Trump's 'evident emotional issues' aren't scaring off his fans – and that's dangerous
Donald Trump (Photo by Brendan Smialowski for AFP)

The hero's welcome that greeted Donald Trump at this past weekend's CPAC gathering in Maryland -- despite the fact that he tried to subvert the 2020 presidential election while inciting a riot at the Capitol -- should be a cause for concern over what it will take for his fans to abandon him.

That is the opinion of former U.S. Naval War College professor and conservative Tom Nichols, writing for the Atlantic.

Trump's appearance allowed him to give a two-hour speech that recycled his usual laundry list of grievances and included him darkly suggesting to the crowd "I am your retribution," which led Nichols to sum up the speech as a "litany of lunacy."

"Much of it was hallucinatory," he said. "Amusing as it is to listen to President von Munchausen and his many 'sir' stories, Trump is the former commander in chief of the U.S. armed forces and the current front-runner for the Republican nomination in 2024. He is as dangerous as ever to our democracy and to our national security."

Nichols added that he wants "...to turn attention from Trump’s evident emotional issues to consider a more unsettling question: How, in 2023, after all we know about this man and his attacks on our government and our Constitution, do we engage the people who heard that speech and support Donald Trump’s candidacy?"

He went on to explain that part of the problem has been the timidity of the press to question hardcore fans of the former president to explain themselves instead of falling back on explaining the disconnect with reality with convenient excuses of "economic anxiety."

"Media, flummoxed by having a sociopathic narcissist in the Oval Office, treated Trump like a normal political leader, and soon we all—even me—became accustomed to the fact that the president of the United States routinely sounded like the guy at the end of the bar who makes you decide to take your drink over to a table or a booth," he admitted. "When Joe Biden won, I hoped that this strange fever gripping so many Americans would finally pass. But the fever did not break, not even after January 6, 2021, and the many hearings that showed Trump’s responsibility for the events of that black day."

Now there is the Trump CPAC speech and the response to it is a warning that the Trump fever has not broken.

"We’ve all cataloged this kind of Trumpian weirdness many times, and I still feel pity for the fact-checkers who try to keep up with him. But I wonder if there is any point. By now it should be clear that the people listening to Trump don’t care about facts, or even about policy or politics.

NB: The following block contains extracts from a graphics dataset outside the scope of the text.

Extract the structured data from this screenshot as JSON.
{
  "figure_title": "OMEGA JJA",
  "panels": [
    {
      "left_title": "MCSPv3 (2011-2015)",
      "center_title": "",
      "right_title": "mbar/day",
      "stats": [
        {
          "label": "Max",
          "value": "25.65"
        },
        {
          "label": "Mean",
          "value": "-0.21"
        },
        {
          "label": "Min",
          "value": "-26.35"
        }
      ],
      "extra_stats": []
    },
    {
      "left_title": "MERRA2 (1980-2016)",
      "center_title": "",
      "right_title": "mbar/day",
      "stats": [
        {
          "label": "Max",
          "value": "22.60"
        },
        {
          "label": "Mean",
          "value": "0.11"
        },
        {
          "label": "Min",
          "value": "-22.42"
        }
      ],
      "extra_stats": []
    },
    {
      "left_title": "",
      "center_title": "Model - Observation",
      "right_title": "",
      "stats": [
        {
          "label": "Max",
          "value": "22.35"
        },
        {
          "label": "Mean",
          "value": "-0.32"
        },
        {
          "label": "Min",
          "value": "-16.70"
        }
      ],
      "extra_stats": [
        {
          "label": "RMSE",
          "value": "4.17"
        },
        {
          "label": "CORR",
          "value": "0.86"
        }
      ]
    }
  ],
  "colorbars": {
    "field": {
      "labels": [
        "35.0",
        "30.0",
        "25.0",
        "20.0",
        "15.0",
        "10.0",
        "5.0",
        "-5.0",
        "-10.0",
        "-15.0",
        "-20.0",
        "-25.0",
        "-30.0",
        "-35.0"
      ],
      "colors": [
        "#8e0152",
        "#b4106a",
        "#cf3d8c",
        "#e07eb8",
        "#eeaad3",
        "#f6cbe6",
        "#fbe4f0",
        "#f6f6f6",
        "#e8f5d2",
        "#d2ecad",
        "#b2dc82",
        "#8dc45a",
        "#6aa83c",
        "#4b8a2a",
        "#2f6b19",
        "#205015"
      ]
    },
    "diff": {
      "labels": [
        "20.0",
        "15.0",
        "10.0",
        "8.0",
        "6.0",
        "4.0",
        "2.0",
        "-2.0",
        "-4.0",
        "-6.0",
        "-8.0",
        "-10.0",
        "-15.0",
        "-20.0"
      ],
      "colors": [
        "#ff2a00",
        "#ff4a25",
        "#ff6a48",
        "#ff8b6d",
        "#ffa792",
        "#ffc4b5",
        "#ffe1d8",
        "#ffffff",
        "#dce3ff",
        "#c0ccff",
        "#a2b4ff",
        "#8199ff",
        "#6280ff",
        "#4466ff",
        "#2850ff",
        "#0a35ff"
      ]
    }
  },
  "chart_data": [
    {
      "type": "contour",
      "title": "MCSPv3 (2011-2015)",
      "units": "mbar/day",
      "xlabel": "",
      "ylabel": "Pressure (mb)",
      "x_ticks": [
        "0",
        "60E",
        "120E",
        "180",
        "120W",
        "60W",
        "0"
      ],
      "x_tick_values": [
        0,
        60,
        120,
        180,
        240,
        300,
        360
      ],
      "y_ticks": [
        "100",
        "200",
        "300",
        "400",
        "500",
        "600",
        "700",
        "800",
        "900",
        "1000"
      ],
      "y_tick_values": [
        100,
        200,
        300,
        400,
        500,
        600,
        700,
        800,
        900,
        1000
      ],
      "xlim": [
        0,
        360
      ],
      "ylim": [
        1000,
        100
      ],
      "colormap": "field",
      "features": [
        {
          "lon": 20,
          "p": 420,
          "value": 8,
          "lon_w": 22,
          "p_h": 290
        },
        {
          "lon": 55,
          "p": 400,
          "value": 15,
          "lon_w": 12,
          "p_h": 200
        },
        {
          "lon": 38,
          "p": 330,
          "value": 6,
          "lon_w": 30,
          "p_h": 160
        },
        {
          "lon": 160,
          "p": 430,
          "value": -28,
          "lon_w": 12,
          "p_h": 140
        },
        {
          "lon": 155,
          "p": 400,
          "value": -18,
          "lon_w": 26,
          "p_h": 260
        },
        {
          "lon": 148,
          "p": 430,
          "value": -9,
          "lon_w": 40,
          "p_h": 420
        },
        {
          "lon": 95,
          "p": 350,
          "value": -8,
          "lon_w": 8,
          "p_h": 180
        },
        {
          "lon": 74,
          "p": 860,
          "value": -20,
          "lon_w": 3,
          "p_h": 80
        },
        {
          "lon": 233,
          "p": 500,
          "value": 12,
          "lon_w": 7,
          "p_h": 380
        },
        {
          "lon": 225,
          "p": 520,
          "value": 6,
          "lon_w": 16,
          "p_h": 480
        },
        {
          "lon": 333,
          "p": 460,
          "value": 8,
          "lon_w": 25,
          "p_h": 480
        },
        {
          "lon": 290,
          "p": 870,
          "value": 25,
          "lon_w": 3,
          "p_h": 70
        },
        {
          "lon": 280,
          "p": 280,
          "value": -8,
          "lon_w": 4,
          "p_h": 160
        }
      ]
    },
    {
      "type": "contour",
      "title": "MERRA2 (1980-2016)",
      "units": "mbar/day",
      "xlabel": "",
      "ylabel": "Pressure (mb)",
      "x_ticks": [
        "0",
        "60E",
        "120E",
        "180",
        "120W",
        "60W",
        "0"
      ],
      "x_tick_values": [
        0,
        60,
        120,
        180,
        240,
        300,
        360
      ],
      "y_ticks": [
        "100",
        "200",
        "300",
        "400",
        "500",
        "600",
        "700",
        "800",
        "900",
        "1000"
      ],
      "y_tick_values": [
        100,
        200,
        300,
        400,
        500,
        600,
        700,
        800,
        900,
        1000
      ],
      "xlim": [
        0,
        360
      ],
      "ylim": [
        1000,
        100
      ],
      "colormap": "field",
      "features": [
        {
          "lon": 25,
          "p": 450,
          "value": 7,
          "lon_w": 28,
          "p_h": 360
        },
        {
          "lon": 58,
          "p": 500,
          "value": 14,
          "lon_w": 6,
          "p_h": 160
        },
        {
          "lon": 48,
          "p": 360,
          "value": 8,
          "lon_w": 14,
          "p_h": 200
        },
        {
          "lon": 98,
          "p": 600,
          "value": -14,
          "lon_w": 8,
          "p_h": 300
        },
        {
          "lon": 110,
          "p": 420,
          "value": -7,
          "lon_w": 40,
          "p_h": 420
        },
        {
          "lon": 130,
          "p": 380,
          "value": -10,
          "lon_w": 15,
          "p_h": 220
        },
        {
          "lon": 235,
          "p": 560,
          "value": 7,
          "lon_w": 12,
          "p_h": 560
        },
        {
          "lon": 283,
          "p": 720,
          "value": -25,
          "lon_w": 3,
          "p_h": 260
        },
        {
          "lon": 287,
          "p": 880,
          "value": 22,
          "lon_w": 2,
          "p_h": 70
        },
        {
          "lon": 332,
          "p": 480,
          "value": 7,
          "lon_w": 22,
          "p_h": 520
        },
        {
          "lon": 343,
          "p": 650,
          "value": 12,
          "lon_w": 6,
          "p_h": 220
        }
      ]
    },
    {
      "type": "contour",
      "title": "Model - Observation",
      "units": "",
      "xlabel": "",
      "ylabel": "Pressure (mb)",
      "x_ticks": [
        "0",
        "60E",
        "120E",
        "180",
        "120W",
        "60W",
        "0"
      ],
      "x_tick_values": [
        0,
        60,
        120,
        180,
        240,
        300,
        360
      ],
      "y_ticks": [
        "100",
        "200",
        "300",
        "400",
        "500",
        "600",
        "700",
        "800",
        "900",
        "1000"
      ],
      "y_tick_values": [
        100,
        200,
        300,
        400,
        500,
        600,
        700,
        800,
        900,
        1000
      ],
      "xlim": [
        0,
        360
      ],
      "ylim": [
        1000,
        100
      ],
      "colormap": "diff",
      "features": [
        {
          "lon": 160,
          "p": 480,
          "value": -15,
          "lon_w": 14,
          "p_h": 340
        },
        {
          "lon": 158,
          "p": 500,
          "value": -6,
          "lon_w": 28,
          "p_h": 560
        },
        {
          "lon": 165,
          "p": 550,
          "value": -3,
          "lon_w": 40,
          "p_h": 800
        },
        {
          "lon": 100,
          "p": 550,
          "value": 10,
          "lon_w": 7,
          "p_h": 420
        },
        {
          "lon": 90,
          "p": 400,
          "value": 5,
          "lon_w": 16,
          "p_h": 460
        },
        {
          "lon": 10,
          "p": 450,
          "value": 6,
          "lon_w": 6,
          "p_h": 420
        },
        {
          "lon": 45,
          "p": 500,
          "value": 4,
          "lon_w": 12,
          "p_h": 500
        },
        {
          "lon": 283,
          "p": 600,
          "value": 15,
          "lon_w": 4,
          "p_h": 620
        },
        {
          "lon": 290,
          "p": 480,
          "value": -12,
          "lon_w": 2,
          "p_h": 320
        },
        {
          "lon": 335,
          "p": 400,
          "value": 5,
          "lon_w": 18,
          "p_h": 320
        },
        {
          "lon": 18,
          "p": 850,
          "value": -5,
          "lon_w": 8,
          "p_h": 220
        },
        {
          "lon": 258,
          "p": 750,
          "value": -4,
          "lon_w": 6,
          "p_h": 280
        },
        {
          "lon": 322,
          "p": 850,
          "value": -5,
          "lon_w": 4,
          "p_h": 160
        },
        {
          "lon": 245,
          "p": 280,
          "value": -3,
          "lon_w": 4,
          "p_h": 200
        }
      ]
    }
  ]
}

They enjoy the show, and they want it back on TV for another four years," he wrote before bluntly stating, "And this is a problem not with Trump but with the voters."

"There was a time when we forced people out of public life for offenses far less than Donald Trump’s violent and seditious corruption. We were a better country for it, and returning to that better time starts with media outlets holding elected Republicans to account for Trump’s statements—but also with each of us refusing to accept rationalizations and equivocation from even our friends and family," he continued before darkly warning, "The stakes are even clearer and steeper now; we cannot fail this test again."